Near the end of the century, the Social Revolutionary Party (S.L.) would be founded on the ruins of the People'sists. Although more sophisticated as an organization, it still held the belief that individual acts of terror would advance the revolution.
Some line breaks have been made.

Hakusuisha, Victor Sebeschen, translated by Motohiro Miura and Tsukasa Yokoyama, Lenin: Power and Love, p81-82
Nechayev (1847-1882)Wikipedia.

Dostoevsky's masterpieceEvil Spirits."The main characters in the book are modeled on the real-life revolutionary Nechayev.

A charismatic leader, Nechayev was a major influence on later revolutionaries and would have a profound impact on Lenin.

History of Revolutionary Groups (3) - Marxist Revolutionaries

After the 1870s, several rival organizations were founded, inspired by Marxism, an idea from the West. They abandoned the idea that in a semi-medieval country like Russia, the revolution begins with the peasantry.
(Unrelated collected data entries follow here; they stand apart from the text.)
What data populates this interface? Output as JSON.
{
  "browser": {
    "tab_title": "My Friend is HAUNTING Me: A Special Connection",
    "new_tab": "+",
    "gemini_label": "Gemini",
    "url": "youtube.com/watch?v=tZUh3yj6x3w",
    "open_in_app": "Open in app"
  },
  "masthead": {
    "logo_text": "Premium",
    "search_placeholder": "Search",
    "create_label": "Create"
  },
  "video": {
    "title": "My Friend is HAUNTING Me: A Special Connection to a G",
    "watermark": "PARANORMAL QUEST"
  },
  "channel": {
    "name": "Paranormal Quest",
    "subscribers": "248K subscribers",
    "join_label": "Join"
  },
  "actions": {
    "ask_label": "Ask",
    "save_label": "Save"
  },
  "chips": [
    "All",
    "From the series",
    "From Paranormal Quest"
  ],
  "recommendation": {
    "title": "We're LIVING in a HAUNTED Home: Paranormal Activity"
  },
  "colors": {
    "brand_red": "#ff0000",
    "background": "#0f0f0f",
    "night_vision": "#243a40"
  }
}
The revolution, they believed, would be led by the working class, the proletariat.

There was one problem that plagued Marxist theorists and caused endless disputes with rural socialists. That was that Russia was far behind Western Europe as an industrial producer, and at the end of the 19th century had only a small working class compared to Great Britain, Germany, and France.

Ulyanov joined the Marxist camp. I fell in love with Marx and Engels," he told his sisters. Literally in love. This man would become the most famous of all Marxists, Lenin, and the founder of the first state based on Marxist principles.

But he and the object of his passion had a complicated relationship. He applied Marx's ideas to Russian conditions in a way that Marx would never have considered. Many historians have argued that Soviet-style communism developed the way it did because Lenin tried to bring Western doctrine and philosophy to a retarded country like Russia. Rather, the opposite is more accurate. Lenin transformed a series of European ideas into a very Russian product. Lenin's Marxism, with its intolerance, rigor, violence, and brutality, was shaped by his experience as a 19th century Russian. Lenin's Bolshevism has deep roots in Russia.

Marxism was the revolutionary ideology that took root in Russia after the Narodniki movement and Nechayev.

What is interesting here is not that Lenin brought Marx's ideas to Russia, but that Lenin transformed Marx's ideas into the Russian way.

It is impossible, according to Marx's theory, for a revolution to take place in Russia, where industry is not developed. (*It is said that Marx in his later years even tolerated it... for more details."(60) What did Marx think about the communist revolution in Russia?"(See article in)

But Lenin adapted Marxism to the Russian way of thinking to suit the Russian situation. This is a major point in understanding Lenin's characteristics.